Wednesday, June 8, 2011


Anton Corbijn, 2007
Starring: Sam Riley, Samantha Morton, Alexandra Maria Lara, Joe Anderson, James Anthony Pearson, Craig Parkinson

I grew up a rabid Joy Division fan and more than a decade later, I still listen to them on a regular basis and take great offense at what I consider hipster cash-ins on things I love. I refused to see Control in the theater, but after a few years of totally forgetting about it, I gave it a shot. Surprisingly, I was entertained.
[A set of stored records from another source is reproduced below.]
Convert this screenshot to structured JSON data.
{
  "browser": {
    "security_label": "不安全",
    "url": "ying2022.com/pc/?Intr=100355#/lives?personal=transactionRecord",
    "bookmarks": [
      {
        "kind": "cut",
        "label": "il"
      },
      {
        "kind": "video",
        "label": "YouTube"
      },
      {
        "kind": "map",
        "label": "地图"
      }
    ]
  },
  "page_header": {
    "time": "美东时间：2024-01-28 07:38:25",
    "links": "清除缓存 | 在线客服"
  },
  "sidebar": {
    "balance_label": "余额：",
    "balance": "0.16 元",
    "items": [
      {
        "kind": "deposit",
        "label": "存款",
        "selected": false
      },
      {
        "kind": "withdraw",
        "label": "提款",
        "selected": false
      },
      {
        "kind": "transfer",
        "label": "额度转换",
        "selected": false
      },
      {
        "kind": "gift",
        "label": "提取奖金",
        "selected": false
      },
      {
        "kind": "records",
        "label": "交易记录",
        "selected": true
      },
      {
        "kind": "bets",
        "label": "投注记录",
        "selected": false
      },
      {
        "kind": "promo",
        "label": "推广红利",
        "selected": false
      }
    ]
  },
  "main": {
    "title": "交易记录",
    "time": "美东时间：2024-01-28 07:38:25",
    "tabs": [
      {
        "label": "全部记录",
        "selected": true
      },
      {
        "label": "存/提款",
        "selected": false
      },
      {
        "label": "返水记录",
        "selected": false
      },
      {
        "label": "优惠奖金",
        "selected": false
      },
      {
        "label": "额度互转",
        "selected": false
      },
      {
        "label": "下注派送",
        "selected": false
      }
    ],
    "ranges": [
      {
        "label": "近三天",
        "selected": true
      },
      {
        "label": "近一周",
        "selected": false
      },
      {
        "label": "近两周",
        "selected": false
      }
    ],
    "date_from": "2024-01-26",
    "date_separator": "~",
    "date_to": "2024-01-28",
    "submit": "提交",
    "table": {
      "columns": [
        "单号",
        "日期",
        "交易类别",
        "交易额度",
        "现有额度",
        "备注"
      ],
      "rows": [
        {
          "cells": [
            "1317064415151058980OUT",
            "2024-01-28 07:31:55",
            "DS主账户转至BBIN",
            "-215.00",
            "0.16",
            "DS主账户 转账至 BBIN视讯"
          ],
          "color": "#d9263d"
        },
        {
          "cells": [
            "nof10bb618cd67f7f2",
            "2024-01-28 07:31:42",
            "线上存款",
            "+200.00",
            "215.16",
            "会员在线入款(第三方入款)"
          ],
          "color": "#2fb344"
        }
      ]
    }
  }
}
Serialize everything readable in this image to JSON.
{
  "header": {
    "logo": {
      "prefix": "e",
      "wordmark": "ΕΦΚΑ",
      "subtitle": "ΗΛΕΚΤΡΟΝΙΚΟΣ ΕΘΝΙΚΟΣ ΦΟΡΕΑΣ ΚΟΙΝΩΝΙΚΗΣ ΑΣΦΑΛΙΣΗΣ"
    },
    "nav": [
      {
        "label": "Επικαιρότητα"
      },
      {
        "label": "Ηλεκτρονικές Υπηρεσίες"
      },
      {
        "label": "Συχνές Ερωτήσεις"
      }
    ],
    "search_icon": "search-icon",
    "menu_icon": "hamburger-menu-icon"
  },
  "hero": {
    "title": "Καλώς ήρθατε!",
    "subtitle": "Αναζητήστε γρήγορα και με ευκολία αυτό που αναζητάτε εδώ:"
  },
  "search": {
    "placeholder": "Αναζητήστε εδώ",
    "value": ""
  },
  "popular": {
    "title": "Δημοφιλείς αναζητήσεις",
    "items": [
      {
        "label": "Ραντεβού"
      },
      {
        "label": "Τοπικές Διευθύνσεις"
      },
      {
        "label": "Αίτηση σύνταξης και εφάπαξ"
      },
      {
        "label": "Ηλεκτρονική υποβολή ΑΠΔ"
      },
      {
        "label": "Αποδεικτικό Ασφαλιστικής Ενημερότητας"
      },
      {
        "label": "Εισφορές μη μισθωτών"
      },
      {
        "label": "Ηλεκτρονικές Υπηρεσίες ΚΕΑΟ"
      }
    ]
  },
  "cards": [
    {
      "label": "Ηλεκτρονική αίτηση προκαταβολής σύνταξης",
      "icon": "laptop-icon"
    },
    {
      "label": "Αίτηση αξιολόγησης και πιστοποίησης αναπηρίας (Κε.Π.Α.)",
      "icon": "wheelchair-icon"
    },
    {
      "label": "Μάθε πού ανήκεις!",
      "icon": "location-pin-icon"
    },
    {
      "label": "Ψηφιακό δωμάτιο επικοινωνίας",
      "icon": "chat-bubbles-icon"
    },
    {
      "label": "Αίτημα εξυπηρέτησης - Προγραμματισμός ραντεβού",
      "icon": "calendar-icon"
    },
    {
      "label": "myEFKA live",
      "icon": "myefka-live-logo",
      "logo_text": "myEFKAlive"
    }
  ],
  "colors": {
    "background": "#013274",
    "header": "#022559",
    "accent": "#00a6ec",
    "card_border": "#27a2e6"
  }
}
It's definitely flawed, but it is an interesting first effort from a director who spent decades making big budget music videos for bands like Depeche Mode and U2. It shouldn't be a big surprise that his first feature was a musical biography.

Based on the book by Deborah Curtis, Touching from a Distance, the film is about the short life and suicide of musician Ian Curtis. It begins with brief snapshots of his high school years, when he met his future wife Debbie, listened to the music that influenced his career, and wrote poetry. After he and Deborah married, they moved into a small house and found dull work at an employment agency. Warsaw, his first band, soon morphs into Joy Division. They play shows, record an album, and find enough success to go on European and US tours. Debbie gets pregnant and she and Ian have a daughter. He has an affair and contemplates ending his marriage, but when Debbie finds out and asks for a divorce, he tries to win her back. Then he hangs himself.

The major flaw of this film is that it plays out like a series of almost unconnected vignettes. The script doesn't explore any of the characters in depth and it's impossible to understand any of their motivations, particularly Ian's. It's particularly unclear why he marries Debbie, who is portrayaed as unattractive, dull, and controlling. It make perfect sense that he would want to leave her for the lovely, charming, and somewhat exotic Annik. Though it is a reasonably faithful portrayal of Curtis's life, it is all surface value and no substance.

Relative newbie Sam Riley is believable as Curtis and I'm sure it's the fault of the screenplay, not Riley, that Curtis's thick shell is never cracked to expose the suffering person underneath. To Corbijn's benefit, Curtis is a hard figure to capture, having almost totally slipped the bonds of reality to live on as a figure of legend, imagination, and distant memory. Samantha Morton (Morvern Callar) gives a good performance as Debbie, though I absolutely hated every second of the character. She was unsympathetic, annoying, and incredibly frustrating. She's basically a stereotypical housewife. Ian is loving, but controlling, growing more distant as the film and his illness progresses.

Control is a cold and isolating film that might not be a particularly successful biography, but is a great portrait of loneliness. There is some lovely cinematography that captures the depressing realism of working class northern England in stark black and white. The live performances are well done, though that was expected. Corbijn is obviously most comfortable with these shots and Riley certainly studied Curtis's performative style.

I was disappointed that the film barely spent any time on the other members of the band, who are all interesting personalities in their own right and went on to form New Order after Curtis's death. If I had to pick one Joy Division film, I have to say I prefer Michael Winterbottom's 24 Hour Party People, but they are almost opposite works. The region 1 DVD has a lot of interesting extras and a commentary track, but I would start with a rental.